There are a number of developed and undeveloped city parks in Jonestown. The developed parks include:
- Jones Brothers Park, a 32-acre lakeshore park along the Sandy Creek Arm of Lake Travis just south of the center of the city. The park is the most developed of the city's parks containing recreational amenities and the city's three public boat ramps.
- Canyonlands Trail Park which contains a half-mile nature trail connecting Jones Brothers Park with Fireman's Park
- Fireman's Park and Shady Park, two small parks near the center of the city connected to each other by a footpath. Fireman's Park is adjacent to the city's only public transportation, a CapMetro Bus park-and-ride stop.
- Veterans Park, a small park near the city center containing the city's veterans memorial. It is the only developed park north of RM 1431.
- Pecan Park, a small park along Big Sandy Creek also known as Pecan Bottom. It was officially turned into a public park after locals constantly maintained a rock dam in the creek.

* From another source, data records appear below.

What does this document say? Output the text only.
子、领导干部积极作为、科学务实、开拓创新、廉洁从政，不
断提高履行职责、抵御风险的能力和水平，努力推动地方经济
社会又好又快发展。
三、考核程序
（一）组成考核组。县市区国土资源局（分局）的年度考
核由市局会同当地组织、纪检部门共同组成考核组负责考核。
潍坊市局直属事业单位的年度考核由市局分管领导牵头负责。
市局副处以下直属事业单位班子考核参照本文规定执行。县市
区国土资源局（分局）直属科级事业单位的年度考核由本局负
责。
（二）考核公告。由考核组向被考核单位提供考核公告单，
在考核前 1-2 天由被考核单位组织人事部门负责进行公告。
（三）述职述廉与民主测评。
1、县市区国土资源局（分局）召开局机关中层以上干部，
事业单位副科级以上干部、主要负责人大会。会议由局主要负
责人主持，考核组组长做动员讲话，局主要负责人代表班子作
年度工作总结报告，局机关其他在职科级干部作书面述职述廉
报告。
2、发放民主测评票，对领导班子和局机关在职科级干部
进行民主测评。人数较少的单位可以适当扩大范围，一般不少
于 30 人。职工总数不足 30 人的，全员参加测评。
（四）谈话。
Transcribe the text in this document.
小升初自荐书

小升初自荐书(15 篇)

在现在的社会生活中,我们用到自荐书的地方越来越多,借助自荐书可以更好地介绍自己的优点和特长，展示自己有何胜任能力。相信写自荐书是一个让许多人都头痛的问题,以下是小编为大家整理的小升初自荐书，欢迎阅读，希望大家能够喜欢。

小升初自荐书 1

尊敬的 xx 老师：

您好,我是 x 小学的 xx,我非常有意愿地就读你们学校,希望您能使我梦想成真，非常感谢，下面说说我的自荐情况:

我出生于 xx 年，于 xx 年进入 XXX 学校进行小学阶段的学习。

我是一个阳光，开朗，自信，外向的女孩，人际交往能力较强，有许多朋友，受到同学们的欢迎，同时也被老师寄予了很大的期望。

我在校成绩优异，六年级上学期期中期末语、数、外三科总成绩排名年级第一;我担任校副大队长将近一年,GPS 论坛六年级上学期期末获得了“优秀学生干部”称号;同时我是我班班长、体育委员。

The city also manages several undeveloped parks within city limits: David Reed Park, Laura Reed Park, and unnamed Parks 1 and 7. Additionally, the city both contains and is surrounded by a number of areas of publicly accessible, undeveloped forestland, much of it owned by the Lower Colorado River Authority.

==Infrastructure==

RM 1431 runs through the center of Jonestown. This east-west route connects Marble Falls (30 mi west) and Cedar Park (8 mi east). In the spring of 2008, FM 1431 had major re-engineering to straighten and widen the highway to support rapid growth along the North Shore of Lake Travis which RM 1431 serves.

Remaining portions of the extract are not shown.